An ab-initio direct trajectory study on the ionization processes of the benzene-NH3 complexes:: Electronic state dependence on the complex formation processes

Ionization processes of benzene ammonia 1 : 1 complex (BzNH(3)) have been investigated by means of full dimensional direct ab-initio trajectory, ab-initio molecular orbital (MO) and density functional theory (DFT) calculations. The static ab-initio MO calculations showed that a dipole of NH3 orients toward the center-of- mass of Bz in a stable structure of BzNH(3).
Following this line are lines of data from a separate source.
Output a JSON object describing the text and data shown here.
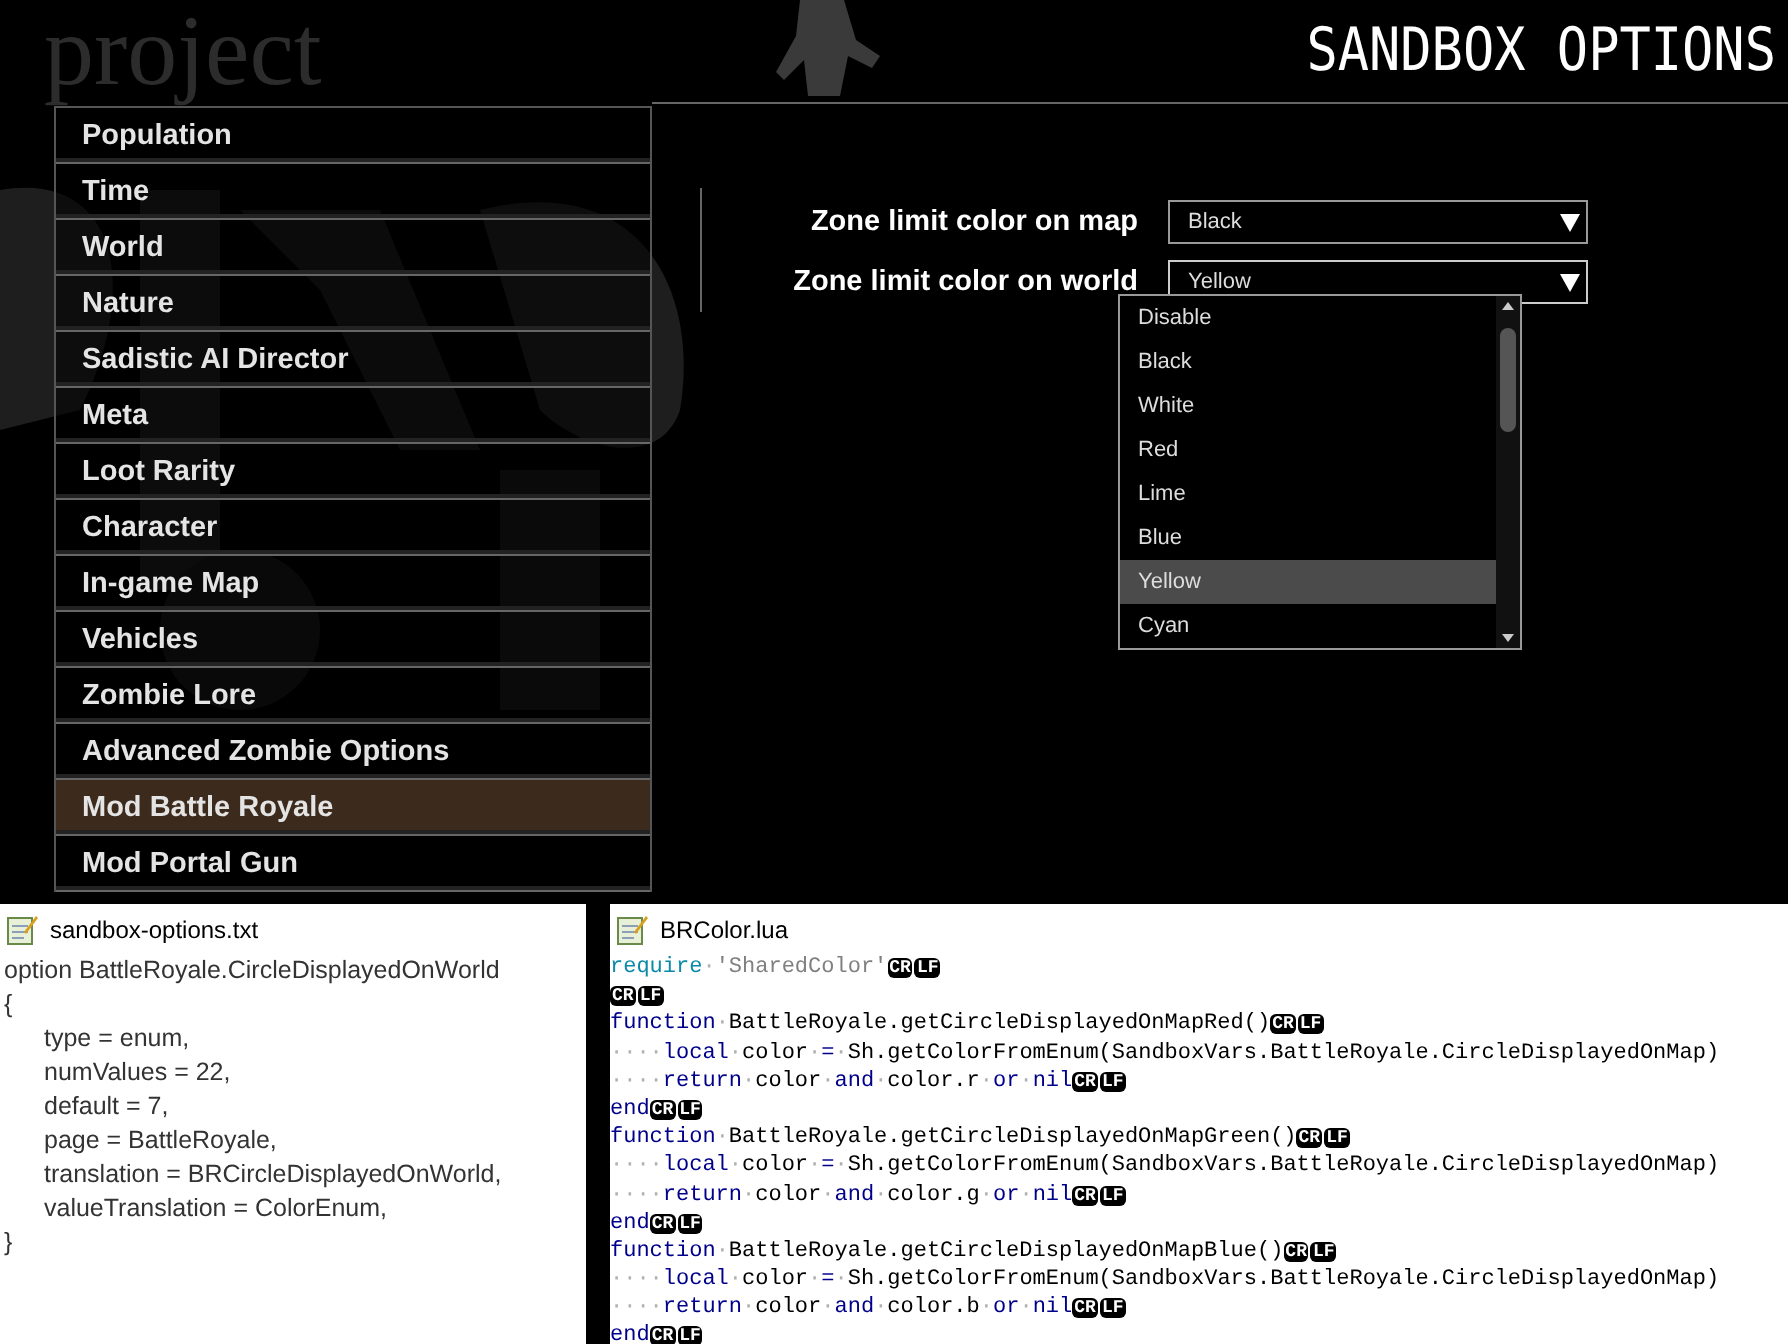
{
  "logo": {
    "text": "project"
  },
  "header": {
    "title": "SANDBOX OPTIONS"
  },
  "categories": [
    {
      "label": "Population",
      "selected": false
    },
    {
      "label": "Time",
      "selected": false
    },
    {
      "label": "World",
      "selected": false
    },
    {
      "label": "Nature",
      "selected": false
    },
    {
      "label": "Sadistic AI Director",
      "selected": false
    },
    {
      "label": "Meta",
      "selected": false
    },
    {
      "label": "Loot Rarity",
      "selected": false
    },
    {
      "label": "Character",
      "selected": false
    },
    {
      "label": "In-game Map",
      "selected": false
    },
    {
      "label": "Vehicles",
      "selected": false
    },
    {
      "label": "Zombie Lore",
      "selected": false
    },
    {
      "label": "Advanced Zombie Options",
      "selected": false
    },
    {
      "label": "Mod Battle Royale",
      "selected": true
    },
    {
      "label": "Mod Portal Gun",
      "selected": false
    }
  ],
  "settings": [
    {
      "label": "Zone limit color on map",
      "value": "Black",
      "expanded": false
    },
    {
      "label": "Zone limit color on world",
      "value": "Yellow",
      "expanded": true,
      "options": [
        {
          "label": "Disable",
          "selected": false
        },
        {
          "label": "Black",
          "selected": false
        },
        {
          "label": "White",
          "selected": false
        },
        {
          "label": "Red",
          "selected": false
        },
        {
          "label": "Lime",
          "selected": false
        },
        {
          "label": "Blue",
          "selected": false
        },
        {
          "label": "Yellow",
          "selected": true
        },
        {
          "label": "Cyan",
          "selected": false
        }
      ]
    }
  ],
  "text_file": {
    "title": "sandbox-options.txt",
    "header": "option BattleRoyale.CircleDisplayedOnWorld",
    "open": "{",
    "body": [
      "type = enum,",
      "numValues = 22,",
      "default = 7,",
      "page = BattleRoyale,",
      "translation = BRCircleDisplayedOnWorld,",
      "valueTranslation = ColorEnum,"
    ],
    "close": "}"
  },
  "code_file": {
    "title": "BRColor.lua",
    "lines": [
      [
        {
          "text": "require",
          "kind": "builtin"
        },
        {
          "text": "·",
          "kind": "ws"
        },
        {
          "text": "'SharedColor'",
          "kind": "str"
        },
        {
          "text": "CR",
          "kind": "eol"
        },
        {
          "text": "LF",
          "kind": "eol"
        }
      ],
      [
        {
          "text": "CR",
          "kind": "eol"
        },
        {
          "text": "LF",
          "kind": "eol"
        }
      ],
      [
        {
          "text": "function",
          "kind": "kw"
        },
        {
          "text": "·",
          "kind": "ws"
        },
        {
          "text": "BattleRoyale.getCircleDisplayedOnMapRed()",
          "kind": "id"
        },
        {
          "text": "CR",
          "kind": "eol"
        },
        {
          "text": "LF",
          "kind": "eol"
        }
      ],
      [
        {
          "text": "····",
          "kind": "ws"
        },
        {
          "text": "local",
          "kind": "kw"
        },
        {
          "text": "·",
          "kind": "ws"
        },
        {
          "text": "color",
          "kind": "id"
        },
        {
          "text": "·",
          "kind": "ws"
        },
        {
          "text": "=",
          "kind": "kw"
        },
        {
          "text": "·",
          "kind": "ws"
        },
        {
          "text": "Sh.getColorFromEnum(SandboxVars.BattleRoyale.CircleDisplayedOnMap)",
          "kind": "id"
        }
      ],
      [
        {
          "text": "····",
          "kind": "ws"
        },
        {
          "text": "return",
          "kind": "kw"
        },
        {
          "text": "·",
          "kind": "ws"
        },
        {
          "text": "color",
          "kind": "id"
        },
        {
          "text": "·",
          "kind": "ws"
        },
        {
          "text": "and",
          "kind": "kw"
        },
        {
          "text": "·",
          "kind": "ws"
        },
        {
          "text": "color.r",
          "kind": "id"
        },
        {
          "text": "·",
          "kind": "ws"
        },
        {
          "text": "or",
          "kind": "kw"
        },
        {
          "text": "·",
          "kind": "ws"
        },
        {
          "text": "nil",
          "kind": "kw"
        },
        {
          "text": "CR",
          "kind": "eol"
        },
        {
          "text": "LF",
          "kind": "eol"
        }
      ],
      [
        {
          "text": "end",
          "kind": "kw"
        },
        {
          "text": "CR",
          "kind": "eol"
        },
        {
          "text": "LF",
          "kind": "eol"
        }
      ],
      [
        {
          "text": "function",
          "kind": "kw"
        },
        {
          "text": "·",
          "kind": "ws"
        },
        {
          "text": "BattleRoyale.getCircleDisplayedOnMapGreen()",
          "kind": "id"
        },
        {
          "text": "CR",
          "kind": "eol"
        },
        {
          "text": "LF",
          "kind": "eol"
        }
      ],
      [
        {
          "text": "····",
          "kind": "ws"
        },
        {
          "text": "local",
          "kind": "kw"
        },
        {
          "text": "·",
          "kind": "ws"
        },
        {
          "text": "color",
          "kind": "id"
        },
        {
          "text": "·",
          "kind": "ws"
        },
        {
          "text": "=",
          "kind": "kw"
        },
        {
          "text": "·",
          "kind": "ws"
        },
        {
          "text": "Sh.getColorFromEnum(SandboxVars.BattleRoyale.CircleDisplayedOnMap)",
          "kind": "id"
        }
      ],
      [
        {
          "text": "····",
          "kind": "ws"
        },
        {
          "text": "return",
          "kind": "kw"
        },
        {
          "text": "·",
          "kind": "ws"
        },
        {
          "text": "color",
          "kind": "id"
        },
        {
          "text": "·",
          "kind": "ws"
        },
        {
          "text": "and",
          "kind": "kw"
        },
        {
          "text": "·",
          "kind": "ws"
        },
        {
          "text": "color.g",
          "kind": "id"
        },
        {
          "text": "·",
          "kind": "ws"
        },
        {
          "text": "or",
          "kind": "kw"
        },
        {
          "text": "·",
          "kind": "ws"
        },
        {
          "text": "nil",
          "kind": "kw"
        },
        {
          "text": "CR",
          "kind": "eol"
        },
        {
          "text": "LF",
          "kind": "eol"
        }
      ],
      [
        {
          "text": "end",
          "kind": "kw"
        },
        {
          "text": "CR",
          "kind": "eol"
        },
        {
          "text": "LF",
          "kind": "eol"
        }
      ],
      [
        {
          "text": "function",
          "kind": "kw"
        },
        {
          "text": "·",
          "kind": "ws"
        },
        {
          "text": "BattleRoyale.getCircleDisplayedOnMapBlue()",
          "kind": "id"
        },
        {
          "text": "CR",
          "kind": "eol"
        },
        {
          "text": "LF",
          "kind": "eol"
        }
      ],
      [
        {
          "text": "····",
          "kind": "ws"
        },
        {
          "text": "local",
          "kind": "kw"
        },
        {
          "text": "·",
          "kind": "ws"
        },
        {
          "text": "color",
          "kind": "id"
        },
        {
          "text": "·",
          "kind": "ws"
        },
        {
          "text": "=",
          "kind": "kw"
        },
        {
          "text": "·",
          "kind": "ws"
        },
        {
          "text": "Sh.getColorFromEnum(SandboxVars.BattleRoyale.CircleDisplayedOnMap)",
          "kind": "id"
        }
      ],
      [
        {
          "text": "····",
          "kind": "ws"
        },
        {
          "text": "return",
          "kind": "kw"
        },
        {
          "text": "·",
          "kind": "ws"
        },
        {
          "text": "color",
          "kind": "id"
        },
        {
          "text": "·",
          "kind": "ws"
        },
        {
          "text": "and",
          "kind": "kw"
        },
        {
          "text": "·",
          "kind": "ws"
        },
        {
          "text": "color.b",
          "kind": "id"
        },
        {
          "text": "·",
          "kind": "ws"
        },
        {
          "text": "or",
          "kind": "kw"
        },
        {
          "text": "·",
          "kind": "ws"
        },
        {
          "text": "nil",
          "kind": "kw"
        },
        {
          "text": "CR",
          "kind": "eol"
        },
        {
          "text": "LF",
          "kind": "eol"
        }
      ],
      [
        {
          "text": "end",
          "kind": "kw"
        },
        {
          "text": "CR",
          "kind": "eol"
        },
        {
          "text": "LF",
          "kind": "eol"
        }
      ]
    ]
  }
}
Trajectories on the potential energy surfaces (PESs) for the ground and first excited states of BzNH(3)(+), expressed schematically by Bz(NH3+) and (Bz(+)) NH3, respectively, were calculated at the UHF/4-21G(d) level. The calculations for the (Bz(+)) NH3 state indicated that two reaction channels are competitive with each other as product channels. One is the dissociation channel in which the NH3 molecule is directly dissociated from Bz(+). The other one is complex formation channel in which the trajectory leads to a strongly bound complex where NH3 is bound to one of the carbon atoms of Bz(+) and a N-C bond is newly formed. On the other hand, a weakly bound complex composed of Bz and NH3+ was formed in the ionization to the Bz(NH3+) state. A hydrogen of NH3+ orients toward one of the carbon atoms of Bz. The dissociation product (Bz + NH3+) was not obtained in this state. The mechanism of the ionization of BzNH(3) is discussed on the basis of the theoretical results.